Rimbalza la notizia dell’emendamento alla Legge di Bilancio 2018, che introduce la possibilità di cedere immobili del demanio a Stati esteri. Si fa riferimento all’applicazione della Finanziaria del 2005, ma, in realtà, la c.d. privatizzazione del patrimonio immobiliare pubblico ha origini ben più lontane.
Tralasciando il periodo post-unitario, il processo di dismissione del demanio parte dagli anni ’90. Viene introdotto gradualmente un complesso di norme, orientato a classificare i beni pubblici in “beni necessari alla collettività” e “beni alienabili”. In altri termini, si definirà nel tempo una separazione netta tra la finalità pubblica o interesse generale riveniente nell’art. 822 del codice civile (beni che rispondono a dirette esigenze della collettività) e gli interventi del legislatore, atti a facilitare e incrementare le dismissioni per reperire nuove risorse finanziarie e assolvere alle esigenze di cassa dello Stato. Nell’ultimo ventennio si è ribaltato un secolo: siamo passati dal principio unico e sovrano della vendita all’asta non presidiato dal diritto europeo, alla proliferazione di deroghe a favore della trattativa privata.
Voglio sottolineare in questa direzione come, con il decreto 351/2001, sia prevalso l’obiettivo, imposto dal Patto europeo per la stabilità e la crescita, di ridurre nel più breve tempo possibile l’enorme indebitamento pubblico, attraverso l’inserimento della disciplina relativa alla privatizzazione, mediante cartolarizzazione del patrimonio immobiliare pubblico. Si tratta di un trasferimento a titolo oneroso di beni immobili e proventi a società veicolo (per la gestione) che emettono titoli allo scopo di reperire i soldi da versare in pagamento.
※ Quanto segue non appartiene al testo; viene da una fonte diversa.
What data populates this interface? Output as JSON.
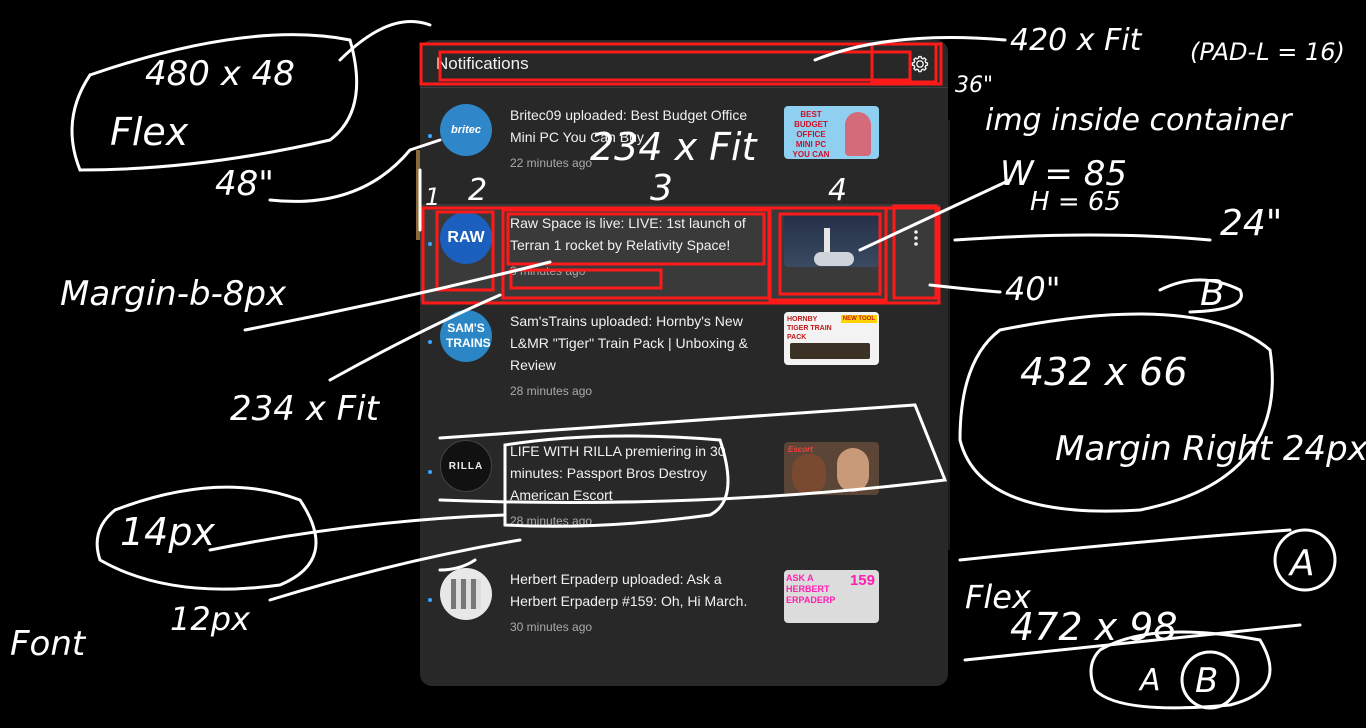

In sostanza, il preludio di un concetto di finanziarizzazione applicato al demanio molto distante dall’indirizzo del passato e dalla nostra Costituzione.
Entrare in ulteriori dettagli tecnici, comprensibili solo da esperti del settore, non occorre. Ma diventa importante comprendere di quali valori si stia parlando. Il patrimonio immobiliare pubblico ammonta a circa 60 miliardi di euro; attualmente, sono disponibili per la vendita 2,3 miliardi, 16.263 unità del valore medio di € 140.000. Nella previsione della legge di Bilancio alla voce “Alienazione ed ammortamenti di beni patrimoniali e riscossione dei crediti”, infatti, troviamo in milioni di euro i seguenti valori: 2.511, per il 2017; 2.504 per il 2018 e 2.499 per il 2019.
Tuttavia, esiste una grande differenza tra custodire, valorizzare il patrimonio di cui si dispone, e venderlo. Occuparsene, significa tutelare il valore della ricchezza; venderlo avere un’entrata immediata.
Ormai, siamo arrivati al punto di svendere la nostra storia per seguire le regole di bilancio. Personalmente ritengo inaccettabile tutto ciò. Abbiamo sostituito alla salvaguardia dei beni della collettività la regola del più forte. Il più forte vince sempre solo per il mercato. Mi chiedo, ma se domani ci faranno un’offerta stratosferica per acquistare il Colosseo, saremo disposti a cambiare ancora le regole e a venderlo, nel nome del pareggio di bilancio? Siamo spenti e abbiamo gli occhi chiusi. Il nostro patrimonio non può essere una questione di conti che non tornano.
In Giappone il rapporto debito pubblico/PIL è più del 200%, in Nigeria meno del 15%. Eppure quest’ultima è ai primi posti nella classifica mondiale dei paesi più poveri.